NABU Thüringen: Tipps für wildtierfreundlichere Osterfeuer und einen lebendigeren Garten

Osterfeuer © Foto: Jan Piecha

Grasfrosch (Rana temporaria)
© Foto: Leo / fokus-natur.de

Jena – Igel, Zaunkönig und Co. nutzen die für die Mai- und Osterfeuer aufgeschichteten Holz- und Reisighaufen als Unterschlupf und Nistmöglichkeit. „Was für uns Menschen eine lieb gewonnene Tradition geworden ist, kann für Wildtiere zur Todesfalle werden. Für Vögel, Igel, Hasen, Mäuse, Insekten, Amphibien und weitere Wildtiere wird das Osterfeuer oft zum Scheiterhaufen, in dem sie leidvoll ums Leben kommen“, sagt Marcus Orlamünder der Naturschutzreferent des NABU Thüringen. „Deshalb empfehlen wir, das Material entweder erst kurz vor dem Abbrennen aufzuschichten oder es am Tag des Feuers umzuschichten, damit sich darin versteckte Tiere rechtzeitig retten können.“

Braunbrustigel (Erinaceus europaeus) © Foto: Lutz Wolfram

Holzabfälle, wie alte lackierte Schränke, Spanplatten, ausgediente Sessel oder sonstiger Müll, haben auf dem Osterfeuer nichts zu suchen.
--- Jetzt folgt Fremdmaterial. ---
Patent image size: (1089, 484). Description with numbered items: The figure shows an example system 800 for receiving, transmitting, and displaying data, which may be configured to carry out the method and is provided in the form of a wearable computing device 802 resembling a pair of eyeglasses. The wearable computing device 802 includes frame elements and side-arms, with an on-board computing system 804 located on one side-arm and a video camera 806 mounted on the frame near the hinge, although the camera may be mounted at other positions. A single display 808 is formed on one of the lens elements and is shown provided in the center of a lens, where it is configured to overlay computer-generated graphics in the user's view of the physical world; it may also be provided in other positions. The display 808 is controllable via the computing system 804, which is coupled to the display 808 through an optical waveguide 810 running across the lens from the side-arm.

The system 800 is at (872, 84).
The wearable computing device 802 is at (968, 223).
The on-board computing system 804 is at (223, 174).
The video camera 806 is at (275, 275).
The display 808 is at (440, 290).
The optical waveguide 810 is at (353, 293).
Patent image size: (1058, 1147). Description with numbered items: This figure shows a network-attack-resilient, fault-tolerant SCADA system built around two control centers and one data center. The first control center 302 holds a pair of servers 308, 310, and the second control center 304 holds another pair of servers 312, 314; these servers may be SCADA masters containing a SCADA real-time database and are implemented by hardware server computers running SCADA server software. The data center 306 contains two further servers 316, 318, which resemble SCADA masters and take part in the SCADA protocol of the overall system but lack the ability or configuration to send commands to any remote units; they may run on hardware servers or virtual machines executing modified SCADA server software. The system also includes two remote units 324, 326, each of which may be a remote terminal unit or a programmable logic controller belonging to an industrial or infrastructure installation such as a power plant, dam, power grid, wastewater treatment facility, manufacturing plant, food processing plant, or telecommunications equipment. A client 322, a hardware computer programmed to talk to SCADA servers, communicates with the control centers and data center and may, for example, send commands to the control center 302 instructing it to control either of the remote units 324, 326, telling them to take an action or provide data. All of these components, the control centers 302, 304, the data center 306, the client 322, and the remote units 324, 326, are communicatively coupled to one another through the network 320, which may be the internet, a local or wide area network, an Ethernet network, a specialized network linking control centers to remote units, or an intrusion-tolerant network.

Dafür gibt es in Thüringen genügend offizielle Entsorgungsmöglichkeiten. Laut des NABU-Experten wird der Termin für die Osterfeuer von manchen dazu genutzt, um noch kurz vorher Hecken und Gebüsche zu schneiden und den Rückschnitt dann mit zu verbrennen. Davon rät Marcus Orlamünder ab: „Viele Vögel haben bereits mit dem Nestbau begonnen. Wer jetzt noch Hecken und Sträucher schneidet, nimmt unseren gefiederten Freunden wertvollen Lebensraum oder zerstört ihre Nester.“

junger Zaunkönig (Troglodytes troglodytes) © Foto: Lutz Wolfram

Lebensraum statt Feuerzauber
Außerdem sind Gehölzrückschnitt und Reisig viel zu schade, um aus Spaß verbrannt zu werden. Schnittholz und abgeschnittene Äste lassen sich viel sinnvoller im Garten verwenden. Ein von Brombeeren oder Wildrosen überwucherter Reisighaufen, ein Holzstapel im dichten Gebüsch sind ausgesprochen wertvoll. Mit wenig Aufwand, etwas Fantasie und gutem Willen, lässt sich so ein Stück Natur in den Garten zurückholen. Durch diese einfachen Maßnahmen schafft man Lebensraum für Vögel und Kleintiere, die zum Teil dringend auf Totholz sowie Versteckmöglichkeiten angewiesen sind, und wirkt gleichzeitig der Strukturarmut in der Landschaft entgegen.

Blauviolette Scheibenbock (Callidium violaceum) © Foto: Lutz Wolfram

Das Verbrennen oder Entsorgen des Materials würde diese wertgebenden Elemente in Landschaft und Garten zu schnell beseitigen und mögliche Lebensräume gehen verloren.